Saturday, August 4, 2018

Review: Flyboys: A True Story of Courage

Flyboys: A True Story of Courage Flyboys: A True Story of Courage by James D. Bradley
My rating: 4 of 5 stars

From the title I thought this was a story of plucky airmen in the Pacific in some limited theatre or engagement. I found the hardcover edition on my shelf and flipped through to the photos section which included a lot of atrocity pics, like live bayonetting of captured U.S. personnel. Taking in the audiobook version, I learned the scope here is much more broad: from pre-WW II anti-Christian Japanese sentiment to captured airmen subjected to cruelties including vivisection and cannibalism -- sometimes at the same time.

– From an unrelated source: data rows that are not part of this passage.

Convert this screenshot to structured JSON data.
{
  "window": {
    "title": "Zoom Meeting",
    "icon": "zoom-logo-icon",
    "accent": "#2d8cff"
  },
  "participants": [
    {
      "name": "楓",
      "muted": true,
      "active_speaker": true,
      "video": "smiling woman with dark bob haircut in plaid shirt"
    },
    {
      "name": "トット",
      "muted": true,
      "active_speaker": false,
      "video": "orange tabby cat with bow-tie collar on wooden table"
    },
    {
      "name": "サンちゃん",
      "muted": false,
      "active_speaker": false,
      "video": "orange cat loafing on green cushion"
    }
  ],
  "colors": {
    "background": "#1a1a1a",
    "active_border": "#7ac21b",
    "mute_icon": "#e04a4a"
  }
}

Some key features spanning the entire PTO include the Doolittle Raid and the story of the its missing crews revealed in a February 1946 during a war crimes trial held in Shanghai to try four Japanese officers charged with mistreating the eight captured crewmen. The basis of much of the work is The U.S. Navy War Crimes Commission on Guam (commonly called the Guam war crimes trials). Inter-spliced with the deep background on these crimes is recollections of George H. W. Bush's fighter pilot career. Generally around the crimes is the story of the Pacific Theatre as a successful air war from beginning to nuclear end. A fair amount is laid our that the devastating fire bombing by air would have defeated Japan without resorting to the A-bomb.